A confidential memorandum from the Food and Drug Administration’s vaccine division has revealed that agency officials have attributed the deaths of at least ten children to COVID-19 vaccinations. Dr. Vinay Prasad, director of the division, indicated in the Friday communiqué that these fatalities were connected to myocarditis, a form of heart inflammation recognized as a rare vaccine side effect.
The internal document, obtained by The New York Times but not formally released to the public, lacked critical details regarding the children’s ages, pre-existing health conditions, or the methodology used to establish causation between vaccination and death. The memo similarly omitted identification of the vaccine manufacturers involved in these cases.
This development represents a significant policy shift under Health Secretary Robert F. Kennedy Jr., a longstanding vaccine skeptic who has frequently characterized COVID-19 vaccines as unsafe. The current administration has implemented new policies restricting vaccine access primarily to individuals over 65 and younger populations with underlying medical conditions.
The scientific community remains divided on these findings. Dr. Paul Offit of Children’s Hospital of Philadelphia criticized the memo as ‘science by press release,’ noting the absence of contextual data comparing mortality rates between vaccinated and unvaccinated children. Medical experts emphasize that while vaccine-related myocarditis typically resolves quickly, virus-induced myocarditis often requires intensive care treatment.
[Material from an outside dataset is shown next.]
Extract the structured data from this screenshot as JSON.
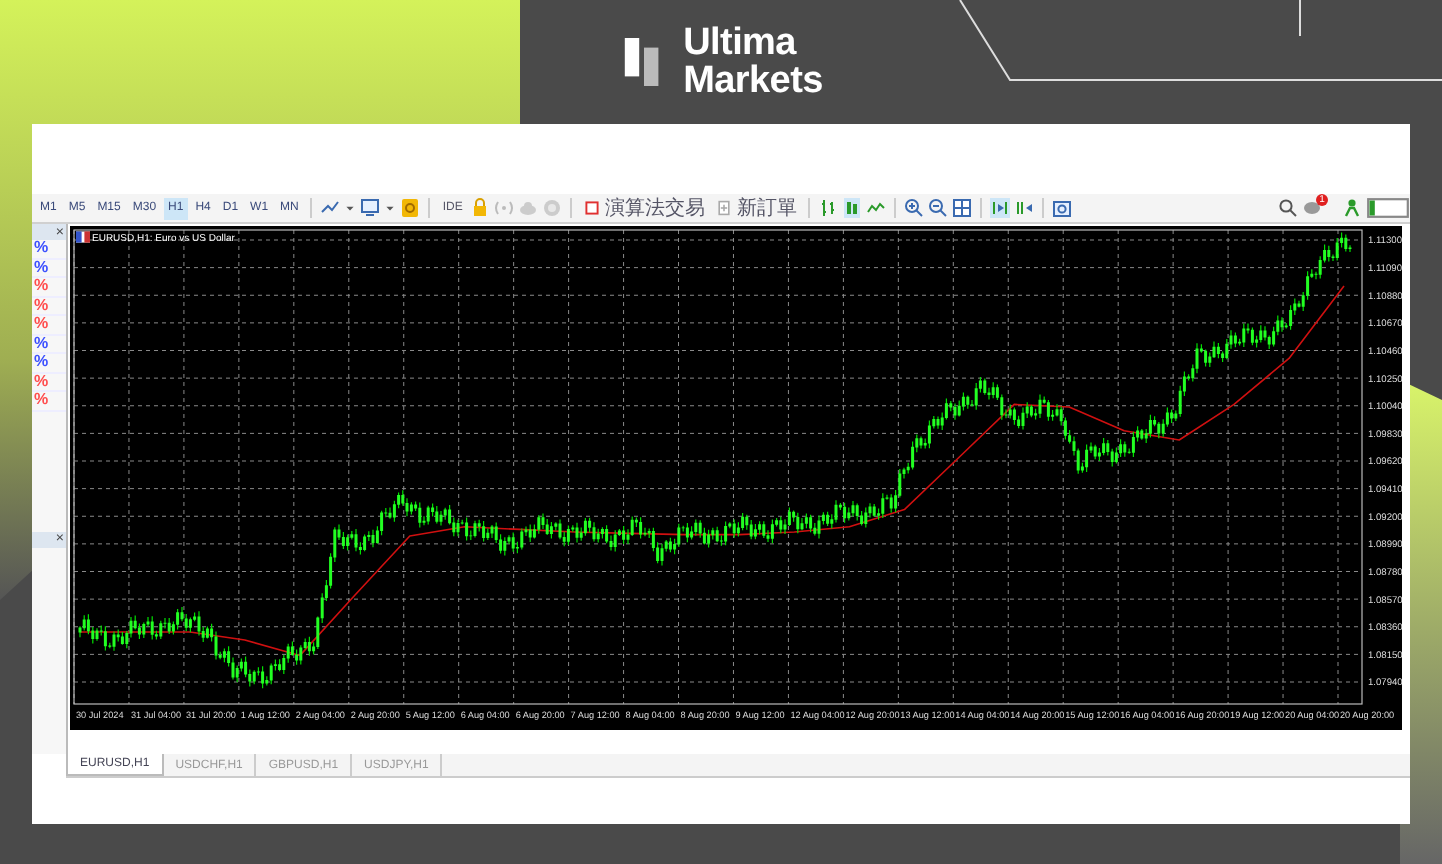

The timing of the memo’s circulation precedes next week’s meeting of the CDC’s vaccine advisory committee, now populated with Kennedy-appointed members who support medical freedom principles. The committee is expected to review childhood vaccine schedules, including the hepatitis B vaccine for newborns, alongside COVID-19 vaccines.
Dr. Peter Marks, former FDA vaccine regulation chief, expressed concern about the memo’s ‘clearly political tone’ while acknowledging the need for further scrutiny of these complex cases. The FDA’s internal review was reportedly led by Dr. Tracy Beth Hoeg, a senior adviser with documented vaccine skepticism, and reviewed by agency teams.